(Folha de S. Paulo, 25/07/2014) A terrível humilhação por que passam familiares de presos ao visitarem seus parentes encarcerados consiste na obrigação de ficarem nus, de agacharem diante de espelhos e mostrarem seus órgãos genitais para agentes públicos. A maioria que sofre esses procedimentos é de mães, esposas e filhas de presos. Até mesmo idosos, crianças e bebês são submetidas ao vexame.
É princípio do direito penal que a pena não ultrapasse a pessoa do condenado. E a segurança dos presídios pode ser alcançada por outros meios.
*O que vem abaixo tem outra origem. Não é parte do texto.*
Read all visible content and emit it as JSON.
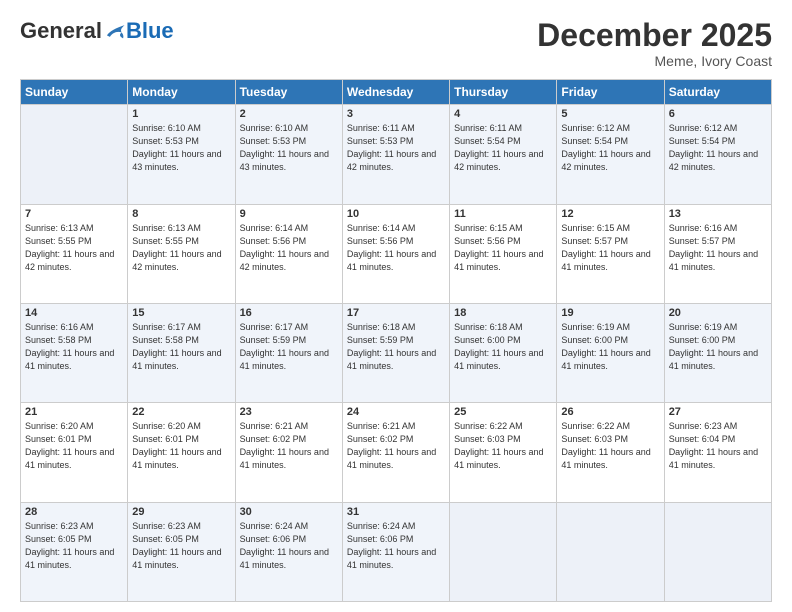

Esse abuso cometido em São Paulo e em outros Estados fere direitos fundamentais e viola no cerne um dos fundamentos de nossa República, a dignidade da pessoa humana. Não obstante, é um procedimento contraproducente e opera na contramão do que o Estado deveria buscar.
O que o poder público não enxerga é que impedir ou colocar obstáculos à visita dos presos –uma das consequências das revistas vexatórias– prejudica o contato do preso com seus entes queridos, contato este fundamental para uma política carcerária séria que busque a ressocialização do encarcerado, rompendo o tênue fio que ainda mantém seus laços com a comunidade.
Assegurar e estimular a convivência familiar deve ser uma das prioridades de qualquer governo voltado a uma política penitenciária humana, o que não ocorre quando se exige das mulheres e crianças o desnudamento, o agachamento em espelhos, toques nos órgãos genitais, entre outras barbaridades.
A Assembleia Legislativa do Estado de São Paulo aprovou nos últimos dias um projeto de lei que proíbe a prática da revista vexatória em todo e qualquer lugar de privação de liberdade do Estado. O projeto de lei nº 797/2013 determina que a revista de visitantes deva ser realizada apenas por meio de equipamentos eletrônicos, tais como scanner corporal, detectores de metais, aparelhos de raio X ou outras formas de controle que preservem a integridade física, psicológica e moral do visitante revistado.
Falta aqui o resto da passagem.